The Lord said, “What hast thou done? Behold! Your brother’s blood cries out to me from the earth Behold, thy brothers blood cries out to me from the earth." Today, God's scrutinizing and inquiring eyes are focused upon us Christians. And He demands of us, Where, where, where! Where is your brother, the homeless Jew? ... Where are the homeless Jewish children today?

The sermons and the Auschwitz reports were collected into a book, called 'Am I My Brother's Keeper" (Soll ich meines Bruders Hütter sein?"), which included a foreword by Vogt in which he said: "Through these factual accounts, the Christian community is being called to total repentance... We have to be cleansed of any trace of anti-Semitism. In view of the millions of murdered Jews, any further anti-Semitic thought and any mean word is criminal madness."

Vogt's copies of the reports fell into the hands of the Zürich correspondent of The New York Times, Daniel T. Brigham, who wrote two reports in early July on their contents, which represented the first detailed public news stories on the scale of the Holocaust and the functioning of Auschwitz-Birkenau.

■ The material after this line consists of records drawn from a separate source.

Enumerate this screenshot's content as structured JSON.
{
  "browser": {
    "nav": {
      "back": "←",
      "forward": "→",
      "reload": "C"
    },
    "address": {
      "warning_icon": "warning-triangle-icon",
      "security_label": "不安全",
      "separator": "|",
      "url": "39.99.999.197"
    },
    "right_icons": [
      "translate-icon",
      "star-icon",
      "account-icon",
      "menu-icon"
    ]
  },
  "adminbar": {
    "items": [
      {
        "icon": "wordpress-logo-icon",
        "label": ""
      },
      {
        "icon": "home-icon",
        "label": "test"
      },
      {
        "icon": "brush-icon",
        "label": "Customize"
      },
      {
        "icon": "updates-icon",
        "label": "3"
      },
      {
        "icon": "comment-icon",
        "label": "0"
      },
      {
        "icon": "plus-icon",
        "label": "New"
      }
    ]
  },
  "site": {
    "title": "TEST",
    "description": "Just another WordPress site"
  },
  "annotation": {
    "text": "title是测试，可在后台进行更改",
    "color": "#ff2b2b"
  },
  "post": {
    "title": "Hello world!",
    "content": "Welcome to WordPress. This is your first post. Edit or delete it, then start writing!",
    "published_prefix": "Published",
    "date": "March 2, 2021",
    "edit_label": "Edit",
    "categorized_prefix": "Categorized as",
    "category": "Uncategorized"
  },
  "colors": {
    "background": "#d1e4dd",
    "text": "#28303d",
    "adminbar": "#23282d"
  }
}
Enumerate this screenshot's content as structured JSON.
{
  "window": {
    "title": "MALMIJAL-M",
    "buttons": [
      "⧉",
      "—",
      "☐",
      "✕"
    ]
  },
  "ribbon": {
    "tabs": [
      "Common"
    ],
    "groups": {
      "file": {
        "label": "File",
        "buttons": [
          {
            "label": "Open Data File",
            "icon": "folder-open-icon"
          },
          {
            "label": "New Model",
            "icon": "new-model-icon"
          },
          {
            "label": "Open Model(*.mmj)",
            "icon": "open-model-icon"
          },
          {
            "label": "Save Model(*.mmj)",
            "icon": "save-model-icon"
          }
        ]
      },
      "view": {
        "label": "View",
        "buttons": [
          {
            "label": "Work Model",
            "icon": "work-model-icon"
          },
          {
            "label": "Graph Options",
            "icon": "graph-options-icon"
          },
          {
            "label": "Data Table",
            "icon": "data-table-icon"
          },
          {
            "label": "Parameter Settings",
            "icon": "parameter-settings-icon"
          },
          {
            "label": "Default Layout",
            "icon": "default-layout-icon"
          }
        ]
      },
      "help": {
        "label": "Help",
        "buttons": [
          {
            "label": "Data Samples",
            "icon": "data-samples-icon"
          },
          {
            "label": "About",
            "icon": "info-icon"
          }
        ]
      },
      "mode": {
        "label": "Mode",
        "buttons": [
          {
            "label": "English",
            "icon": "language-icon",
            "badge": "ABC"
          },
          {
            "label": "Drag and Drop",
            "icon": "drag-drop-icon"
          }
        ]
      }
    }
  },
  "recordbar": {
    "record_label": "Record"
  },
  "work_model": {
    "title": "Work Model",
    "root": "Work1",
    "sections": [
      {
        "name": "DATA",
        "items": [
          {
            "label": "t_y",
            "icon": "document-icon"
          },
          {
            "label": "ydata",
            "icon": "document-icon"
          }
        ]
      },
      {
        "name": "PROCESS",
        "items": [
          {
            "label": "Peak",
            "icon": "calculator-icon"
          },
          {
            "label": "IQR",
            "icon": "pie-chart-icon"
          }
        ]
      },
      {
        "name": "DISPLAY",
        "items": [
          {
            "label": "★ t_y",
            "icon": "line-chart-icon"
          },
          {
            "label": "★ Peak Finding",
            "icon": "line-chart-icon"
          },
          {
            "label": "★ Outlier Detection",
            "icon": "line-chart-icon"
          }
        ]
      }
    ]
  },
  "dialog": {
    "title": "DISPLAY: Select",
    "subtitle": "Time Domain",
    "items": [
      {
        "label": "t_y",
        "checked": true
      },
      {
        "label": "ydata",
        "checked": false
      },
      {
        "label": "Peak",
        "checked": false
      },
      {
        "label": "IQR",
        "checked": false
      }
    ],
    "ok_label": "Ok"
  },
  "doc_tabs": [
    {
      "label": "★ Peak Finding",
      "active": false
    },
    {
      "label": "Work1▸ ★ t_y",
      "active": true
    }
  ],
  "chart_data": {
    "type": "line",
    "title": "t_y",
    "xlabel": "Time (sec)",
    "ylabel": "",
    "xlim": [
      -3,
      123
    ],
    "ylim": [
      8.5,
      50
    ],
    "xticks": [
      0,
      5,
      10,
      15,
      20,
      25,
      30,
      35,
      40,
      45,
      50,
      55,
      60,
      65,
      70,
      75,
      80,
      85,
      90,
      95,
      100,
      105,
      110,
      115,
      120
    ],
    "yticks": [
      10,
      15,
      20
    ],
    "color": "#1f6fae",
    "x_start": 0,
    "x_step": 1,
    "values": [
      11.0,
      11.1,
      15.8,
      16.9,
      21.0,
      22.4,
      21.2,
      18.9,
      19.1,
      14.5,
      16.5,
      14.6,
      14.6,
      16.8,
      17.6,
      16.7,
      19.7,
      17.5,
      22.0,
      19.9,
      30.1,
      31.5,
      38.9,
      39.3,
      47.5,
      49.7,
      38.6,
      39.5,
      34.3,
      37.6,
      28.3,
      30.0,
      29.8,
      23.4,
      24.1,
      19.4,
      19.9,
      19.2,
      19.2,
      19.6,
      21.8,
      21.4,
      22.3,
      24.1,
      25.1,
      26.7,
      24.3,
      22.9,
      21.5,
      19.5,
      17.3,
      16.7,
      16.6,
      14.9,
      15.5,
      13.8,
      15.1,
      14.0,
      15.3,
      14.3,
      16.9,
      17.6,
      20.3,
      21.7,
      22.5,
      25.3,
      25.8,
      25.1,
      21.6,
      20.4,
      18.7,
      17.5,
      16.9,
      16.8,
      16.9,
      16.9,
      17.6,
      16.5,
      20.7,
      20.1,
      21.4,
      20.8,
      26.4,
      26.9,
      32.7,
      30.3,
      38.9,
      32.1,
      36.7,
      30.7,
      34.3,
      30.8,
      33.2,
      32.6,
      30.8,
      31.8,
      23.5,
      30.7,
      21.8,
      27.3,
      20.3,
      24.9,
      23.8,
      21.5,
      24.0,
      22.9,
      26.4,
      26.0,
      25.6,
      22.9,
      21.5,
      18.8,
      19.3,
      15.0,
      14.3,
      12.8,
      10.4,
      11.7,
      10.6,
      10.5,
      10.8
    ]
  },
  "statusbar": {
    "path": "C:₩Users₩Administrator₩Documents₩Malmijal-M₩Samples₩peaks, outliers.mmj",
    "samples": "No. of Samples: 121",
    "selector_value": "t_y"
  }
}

The first report was titled "Inquiry Confirms Nazi Death Camps", with the subheading "1,715,000 Jews Said to Have Been Put to Death by the Germans Up to April 15". The second was titled "Two Death Camps Places of Horror; German Establishments for Mass Killings of Jews Described by Swiss."

Responding to a letter of thanks from Mantello, Vogt wrote: "We would like to apply all our strength to fight these dreadful things, in order to awaken the [world's] conscience to save those who are still under threat." Vogt ensured that every church in Basel and Zürich named the Hungarian Jews—still being deported—as needing intervention.

The intense Press Campaign, street protests, Sunday sermons led to great pressure on the Hungarian government by President Roosevelt, Prime Minister Churchill and others. It was one of the main factors forcing Hungary's Regent Miklós Horthy to stop the transports to Auschwitz. This allowed for large number of Hungarian Jews to be rescued - many by Swiss diplomat Carl Lutz, Swedish diplomat Raoul Wallenberg and other diplomats in Budapest.

==After the War==
After the war, Vogt campaigned for ecumenical understanding between Christians and Jews, founding in 1945 a "working group of Christians and Jews", and became a prominent member of the Society Switzerland-Israel. In 1947, he was awarded an honorary doctorate by the University of Zurich for his services to refugees. From 1947 Vogt was pastor in Grabs; in 1951 he was appointed dean of the parish chapter Rheintal-Werdenberg-Sargans, and between 1952 and 1957 was president of the Protestant educational institution Schiers-Samedan. After he retired from the Church in 1965 as pastor of Degersheim, Vogt lived in Grüsch in Prättigau, until he moved in 1982 before his wife's death to a retirement home in Zizers, where he died in 1984.